Et c'est un effort qui n'est, au bout du compte, pas complètement satisfaisant, parce qu'on met depuis plus de vingt ans ces personnes dans les abris de protection civile. Peut-être qu'à un moment donné, il faudrait arrêter de les mettre dans les sous-sols ou dans les caves ! Parce que, contrairement à ce que certains pensent, une grande partie des sans-abri, ce sont des gens d'ici ! J'ai fait le tour ! Je les ai visités ! Ce sont des gens qui ont le passeport suisse, qui ont le permis C - pas seulement, mais en grande partie -, qui un jour trouvent un travail, alors ils sortent et reprennent une chambre d'hôtel, et quand ils n'en ont pas, ben hop ! ils reviennent dans les abris.

Donc qu'est-ce qu'on veut faire ? Est-ce qu'on veut, une fois pour toutes, dans un canton qui est tout de même riche, résoudre le problème ou poursuivre cette politique miséreuse - parce que je considère qu'elle est miséreuse ! - consistant à enterrer ces sans-abri dans les abris de protection civile d'une manière de toute façon insatisfaisante ? Insatisfaisante ! Et ça fait plus de vingt ans que ça se passe comme ça ! A un moment donné, il faudrait les mettre en surface, arrêter de les mettre dans les sous-sols.
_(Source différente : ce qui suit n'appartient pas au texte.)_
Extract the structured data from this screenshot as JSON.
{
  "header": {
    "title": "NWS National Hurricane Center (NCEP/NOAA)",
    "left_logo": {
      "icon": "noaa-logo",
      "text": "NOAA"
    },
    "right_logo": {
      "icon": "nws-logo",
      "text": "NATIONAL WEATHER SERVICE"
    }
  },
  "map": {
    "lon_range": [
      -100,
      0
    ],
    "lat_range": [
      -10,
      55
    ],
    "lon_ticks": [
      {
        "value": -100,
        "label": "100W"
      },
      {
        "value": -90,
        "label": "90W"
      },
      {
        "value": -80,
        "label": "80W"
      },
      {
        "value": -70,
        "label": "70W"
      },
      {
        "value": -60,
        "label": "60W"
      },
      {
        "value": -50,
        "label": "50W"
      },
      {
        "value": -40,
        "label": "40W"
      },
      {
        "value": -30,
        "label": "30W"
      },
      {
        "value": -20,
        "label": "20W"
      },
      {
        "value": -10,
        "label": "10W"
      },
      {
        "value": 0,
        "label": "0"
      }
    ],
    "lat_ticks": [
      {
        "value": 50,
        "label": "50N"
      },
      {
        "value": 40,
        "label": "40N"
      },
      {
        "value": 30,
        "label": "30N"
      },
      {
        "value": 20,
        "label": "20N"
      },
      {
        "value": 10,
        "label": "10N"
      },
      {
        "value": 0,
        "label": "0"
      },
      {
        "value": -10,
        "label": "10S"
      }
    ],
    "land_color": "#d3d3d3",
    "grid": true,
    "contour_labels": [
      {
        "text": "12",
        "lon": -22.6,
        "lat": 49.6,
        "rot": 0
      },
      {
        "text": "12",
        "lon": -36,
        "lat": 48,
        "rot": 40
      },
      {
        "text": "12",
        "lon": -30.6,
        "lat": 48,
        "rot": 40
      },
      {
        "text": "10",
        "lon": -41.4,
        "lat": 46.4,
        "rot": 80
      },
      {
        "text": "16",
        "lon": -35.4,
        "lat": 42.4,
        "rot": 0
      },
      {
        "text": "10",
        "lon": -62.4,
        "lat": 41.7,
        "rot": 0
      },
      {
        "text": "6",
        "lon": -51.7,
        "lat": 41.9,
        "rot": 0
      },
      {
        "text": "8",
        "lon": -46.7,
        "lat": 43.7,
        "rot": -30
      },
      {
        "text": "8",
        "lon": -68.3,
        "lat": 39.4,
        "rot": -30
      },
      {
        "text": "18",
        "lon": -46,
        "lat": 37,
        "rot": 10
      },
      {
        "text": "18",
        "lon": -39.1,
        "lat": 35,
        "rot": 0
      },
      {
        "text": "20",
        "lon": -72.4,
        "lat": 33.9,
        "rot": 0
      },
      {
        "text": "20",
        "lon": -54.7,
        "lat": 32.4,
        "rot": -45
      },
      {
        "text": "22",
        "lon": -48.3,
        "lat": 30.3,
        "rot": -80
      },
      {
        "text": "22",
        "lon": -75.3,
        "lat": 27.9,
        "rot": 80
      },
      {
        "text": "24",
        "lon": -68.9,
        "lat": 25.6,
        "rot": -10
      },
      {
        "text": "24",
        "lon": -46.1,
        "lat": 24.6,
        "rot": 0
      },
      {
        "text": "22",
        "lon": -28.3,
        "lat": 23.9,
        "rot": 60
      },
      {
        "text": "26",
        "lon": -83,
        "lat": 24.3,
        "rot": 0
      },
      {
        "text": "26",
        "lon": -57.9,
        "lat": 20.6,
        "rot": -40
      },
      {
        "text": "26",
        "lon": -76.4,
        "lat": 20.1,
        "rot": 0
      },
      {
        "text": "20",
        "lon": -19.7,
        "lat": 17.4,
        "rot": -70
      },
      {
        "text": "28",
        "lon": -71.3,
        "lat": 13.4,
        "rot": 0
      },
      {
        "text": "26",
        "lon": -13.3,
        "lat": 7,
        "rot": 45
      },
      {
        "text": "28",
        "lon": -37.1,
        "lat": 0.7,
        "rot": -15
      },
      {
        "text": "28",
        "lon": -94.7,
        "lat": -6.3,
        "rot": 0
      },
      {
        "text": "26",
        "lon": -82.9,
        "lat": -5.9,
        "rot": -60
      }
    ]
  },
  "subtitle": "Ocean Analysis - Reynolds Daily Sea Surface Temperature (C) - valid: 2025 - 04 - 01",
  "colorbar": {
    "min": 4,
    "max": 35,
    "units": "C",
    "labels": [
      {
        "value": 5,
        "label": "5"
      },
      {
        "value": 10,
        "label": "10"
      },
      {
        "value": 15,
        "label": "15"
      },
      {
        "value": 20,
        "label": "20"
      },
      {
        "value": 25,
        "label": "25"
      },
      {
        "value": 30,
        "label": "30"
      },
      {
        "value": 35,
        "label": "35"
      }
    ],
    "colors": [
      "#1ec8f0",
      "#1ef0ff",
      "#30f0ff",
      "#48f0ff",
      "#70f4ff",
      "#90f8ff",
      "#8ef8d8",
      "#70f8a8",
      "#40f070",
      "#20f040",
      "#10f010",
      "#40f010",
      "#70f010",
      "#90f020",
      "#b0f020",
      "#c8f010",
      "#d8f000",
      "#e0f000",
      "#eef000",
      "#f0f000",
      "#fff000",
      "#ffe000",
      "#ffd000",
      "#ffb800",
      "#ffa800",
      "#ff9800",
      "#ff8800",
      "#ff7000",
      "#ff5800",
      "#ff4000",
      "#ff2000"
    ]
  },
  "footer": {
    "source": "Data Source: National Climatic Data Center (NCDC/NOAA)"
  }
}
Par ailleurs, je suis désolé, mais l'ACG ne fait pas son travail ! (Le président agite la cloche pour indiquer qu'il reste trente secondes de temps de parole.) L'ACG ne fait pas son travail, parce que... Oui, probablement qu'il n'y en a pas tellement dans la commune de Russin, mais les communes suburbaines comme Vernier, Meyrin, Carouge, Onex...

Le président. Merci.

M. Daniel Sormanni. ...et j'en oublie évidemment - je finis tout de suite, Monsieur le président, laissez-moi terminer ! - eh bien, elles ne font pas grand-chose ! C'est à elles d'appuyer la Ville de Genève...

Le président. Merci.

M. Daniel Sormanni. ...dans cette problématique et...

Le président. C'est terminé, Monsieur le député. Il en est pris bonne note.

M. Daniel Sormanni. ...et de mettre la main à la poche ! Et moi je trouve que ce... (Le micro de l'orateur est coupé. L'orateur s'exprime hors micro.) ...projet de loi est inachevé, il est insatisfaisant...

Le président. Monsieur le député Philippe Poget, à vous la parole.

M. Daniel Sormanni. ...et je demande le renvoi en commission ! (Commentaires.)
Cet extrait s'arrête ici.